Mr. Hannity, 49, who calls himself a Reagan conservative, has taken to heart the former president’s famous speech about displaying “bold colors” instead of “pale pastels.” He rarely if ever wavers from his views and campaigns relentlessly against President Obama.

“With all of the most successful cable news shows, you know what you are getting every night — they have a clear identity and mission,” said Dan Abrams, a former general manager of MSNBC and a former 9 p.m. host there. “There is probably no host on cable whose identity and mission is clearer than Sean Hannity’s.”

Viewers have rewarded that clarity. “Hannity” had an average of 2.1 million viewers in the first nine months of the year, 528,000 of whom were in the 25- to 54-year-old demographic that advertisers covet — a subgroup that numbered as many as CNN and MSNBC had put together.

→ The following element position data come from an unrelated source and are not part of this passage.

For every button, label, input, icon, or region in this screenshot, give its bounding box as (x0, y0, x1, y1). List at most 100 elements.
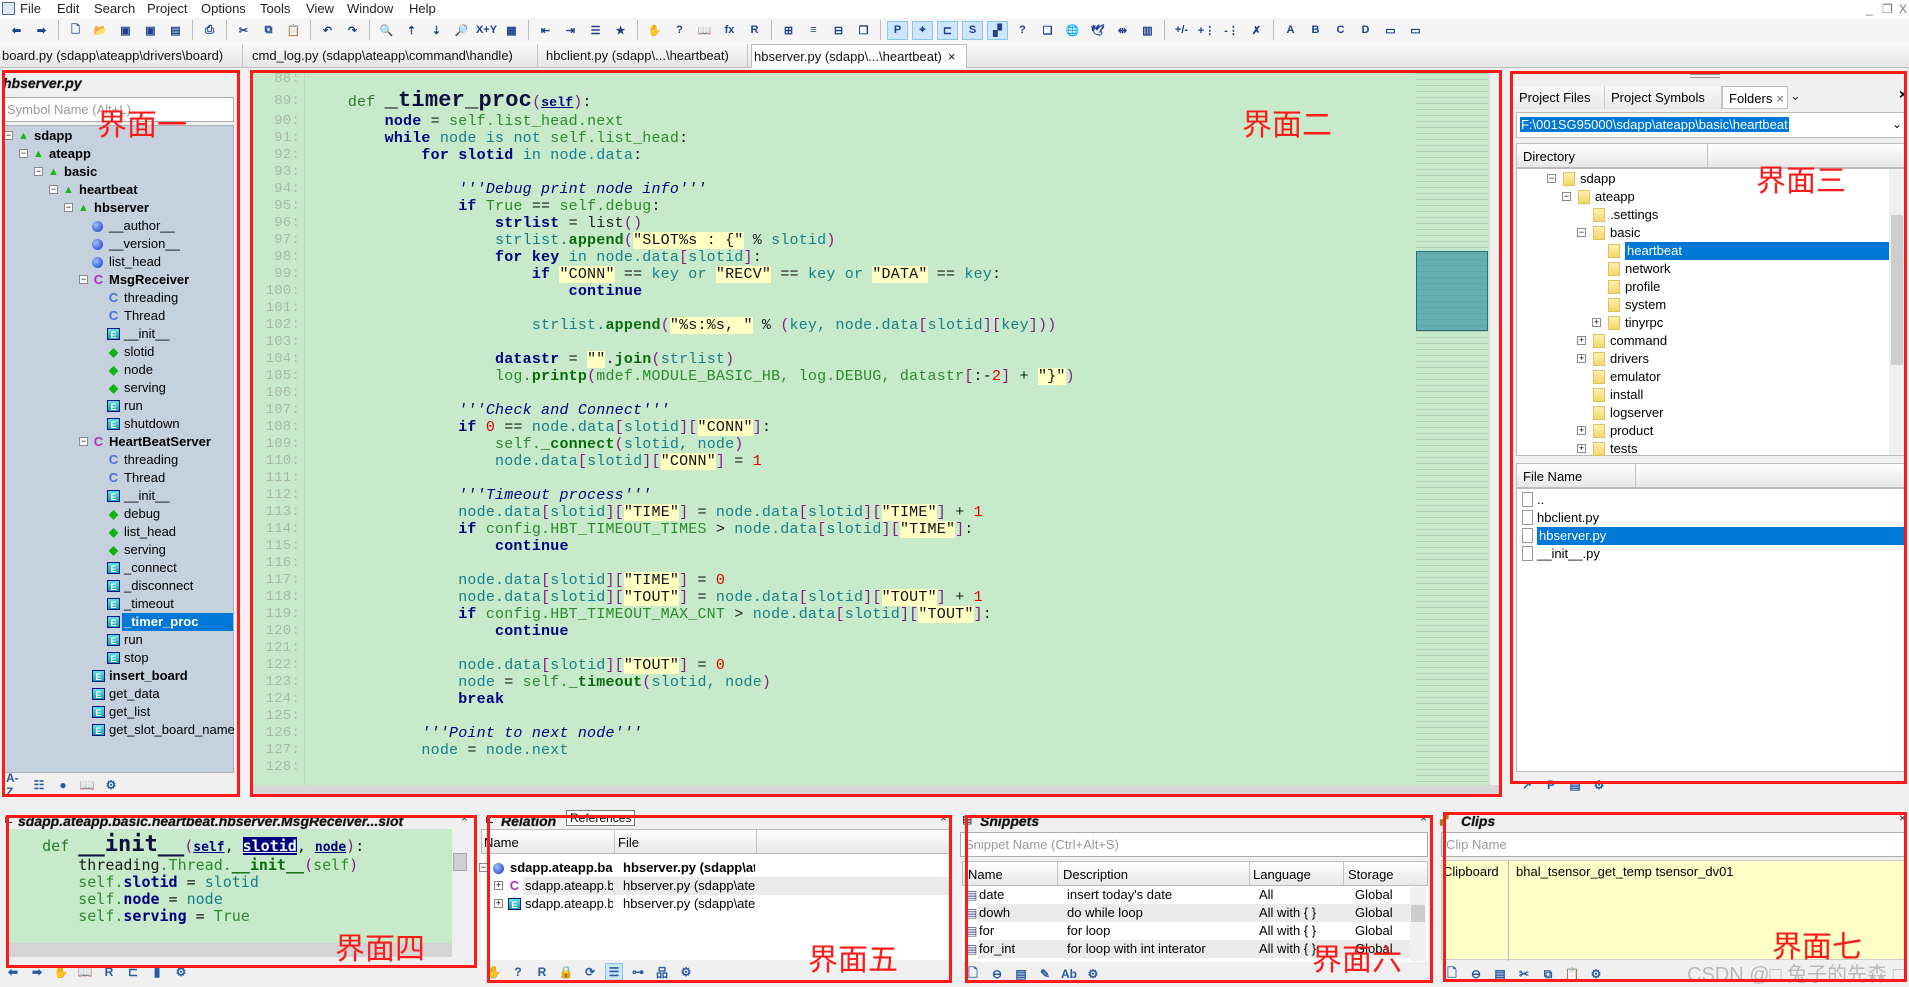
collapse-toggle-icon[interactable]: − (79, 275, 88, 284)
list-view-icon[interactable]: ☰ (605, 963, 623, 981)
lock-icon[interactable]: ▮ (148, 963, 166, 981)
symbol-tree-item[interactable]: E __init__ (3, 325, 233, 343)
folder-tree-item[interactable]: network (1517, 260, 1889, 278)
collapse-toggle-icon[interactable]: − (1562, 192, 1571, 201)
code-line[interactable]: 122: node.data[slotid]["TOUT"] = 0 (250, 657, 1410, 674)
file-list-item[interactable]: .. (1517, 491, 1905, 509)
symbol-tree-item[interactable]: ◆ serving (3, 541, 233, 559)
collapse-toggle-icon[interactable]: − (4, 131, 13, 140)
scrollbar-thumb[interactable] (1891, 215, 1903, 365)
collapse-toggle-icon[interactable]: − (34, 167, 43, 176)
insert-snippet-icon[interactable]: Ab (1060, 965, 1078, 983)
forward-arrow-icon[interactable]: ➡ (28, 963, 46, 981)
file-tab[interactable]: hbserver.py (sdapp\...\heartbeat) × (751, 44, 967, 68)
symbol-tree-item[interactable]: E _timeout (3, 595, 233, 613)
symbol-tree-item[interactable]: − ▲ sdapp (3, 127, 233, 145)
symbol-tree-item[interactable]: − ▲ basic (3, 163, 233, 181)
code-line[interactable]: 100: continue (250, 283, 1410, 300)
expand-toggle-icon[interactable]: + (1592, 318, 1601, 327)
context-horizontal-scrollbar[interactable] (6, 943, 452, 957)
tab-folders[interactable]: Folders × (1722, 86, 1788, 109)
bookmark-c-icon[interactable]: C (1330, 21, 1351, 40)
symbol-tree-item[interactable]: Eget_slot_board_name (3, 721, 235, 739)
symbol-tree-item[interactable]: Cthreading (3, 451, 233, 469)
code-line[interactable]: 98: for key in node.data[slotid]: (250, 249, 1410, 266)
copy-icon[interactable]: ⧉ (258, 21, 279, 40)
code-line[interactable]: 123: node = self._timeout(slotid, node) (250, 674, 1410, 691)
code-line[interactable]: 112: '''Timeout process''' (250, 487, 1410, 504)
collapse-toggle-icon[interactable]: − (479, 863, 488, 872)
snippet-row[interactable]: ▤ date insert today's date All Global (962, 886, 1410, 904)
scrollbar-thumb[interactable] (1411, 905, 1425, 922)
symbol-tree-item[interactable]: Eget_list (3, 703, 233, 721)
symbol-tree-item[interactable]: Erun (3, 631, 233, 649)
symbol-tree-item[interactable]: ◆ slotid (3, 343, 233, 361)
folder-tree-item[interactable]: + product (1517, 422, 1889, 440)
symbol-tree-item[interactable]: E __init__ (3, 487, 233, 505)
code-line[interactable]: 120: continue (250, 623, 1410, 640)
symbol-tree-item[interactable]: Einsert_board (3, 667, 233, 685)
code-line[interactable]: 115: continue (250, 538, 1410, 555)
symbol-tree-item[interactable]: E _timer_proc (3, 613, 233, 631)
save-as-icon[interactable]: ▣ (140, 21, 161, 40)
snippet-view-icon[interactable]: ▤ (1012, 965, 1030, 983)
delete-clip-icon[interactable]: ⊖ (1467, 965, 1485, 983)
bookmark-b-icon[interactable]: B (1305, 21, 1326, 40)
references-icon[interactable]: ✋ (644, 21, 665, 40)
find-previous-icon[interactable]: ⇡ (401, 21, 422, 40)
column-divider[interactable] (756, 830, 757, 854)
folder-tree-item[interactable]: profile (1517, 278, 1889, 296)
bird-icon[interactable]: 🕊 (1087, 21, 1108, 40)
column-divider[interactable] (1343, 862, 1344, 886)
code-line[interactable]: 89: def _timer_proc(self): (250, 89, 1410, 113)
new-clip-icon[interactable]: 🗋 (1443, 965, 1461, 983)
windows-icon[interactable]: ❏ (1037, 21, 1058, 40)
relation-row[interactable]: − sdapp.ateapp.bas hbserver.py (sdapp\at (479, 859, 951, 877)
menu-view[interactable]: View (306, 1, 334, 16)
code-line[interactable]: 125: (250, 708, 1410, 725)
settings-gear-icon[interactable]: ⚙ (172, 963, 190, 981)
directory-column-header[interactable]: Directory (1516, 143, 1906, 168)
collapse-toggle-icon[interactable]: − (19, 149, 28, 158)
context-code-line[interactable]: self.node = node (6, 891, 446, 908)
layout-split-icon[interactable]: ⊟ (828, 21, 849, 40)
code-line[interactable]: 106: (250, 385, 1410, 402)
symbol-tree-item[interactable]: − ▲ ateapp (3, 145, 233, 163)
chevron-down-icon[interactable]: ⌄ (1892, 117, 1902, 131)
layout-list-icon[interactable]: ≡ (803, 21, 824, 40)
tree-horizontal-icon[interactable]: ⊶ (629, 963, 647, 981)
column-header-name[interactable]: Name (484, 835, 519, 850)
folder-tree-scrollbar[interactable] (1889, 169, 1905, 455)
column-header-file[interactable]: File (618, 835, 639, 850)
close-panel-button[interactable]: × (1420, 811, 1427, 825)
symbol-tree-item[interactable]: E _disconnect (3, 577, 233, 595)
folder-tree-item[interactable]: + tests (1517, 440, 1889, 458)
list-icon[interactable]: ▤ (1566, 776, 1584, 794)
restore-button[interactable]: ❐ (1882, 2, 1893, 16)
code-line[interactable]: 113: node.data[slotid]["TIME"] = node.da… (250, 504, 1410, 521)
info-icon[interactable]: ? (509, 963, 527, 981)
column-divider[interactable] (614, 830, 615, 854)
lock-icon[interactable]: 🔒 (557, 963, 575, 981)
column-header-name[interactable]: Name (968, 867, 1003, 882)
tab-project-files[interactable]: Project Files (1513, 86, 1605, 109)
symbol-tree-item[interactable]: ◆ node (3, 361, 233, 379)
context-vertical-scrollbar[interactable] (452, 829, 468, 957)
folder-bookmark-remove-icon[interactable]: ▭ (1405, 21, 1426, 40)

“Our viewers are loyal to us, and we’re loyal to them,” said John Finley, Mr. Hannity’s executive producer, who is a symbol of behind-the-scenes stability, having worked on the show for 12 years. The open-to-the-public show in Atlanta, he said, was a way to thank viewers, part of Fox’s 15th anniversary tour across the country.

At a staff party last month Mr. Ailes, then as now the chief executive and chairman of Fox News, pointed out that its prime-time lineup had changed just “a few times” in 15 years while the other cable news channels “have collectively changed it 63 times.”

Like Mr. Hannity, Mr. O’Reilly is a Fox original, having started as the 6 p.m. host and having stayed put at 8 p.m. since 1998. The third prime-time host, Greta Van Susteren, has had the 10 p.m. spot since 2002.

“Shows, stars, I mean it’s sad, you know?” Mr. Ailes said of the competition, as if looking in the rearview mirror. “I called and asked them all to move to the second floor wherever they were working. Because when they jump, I don’t want it to hurt.”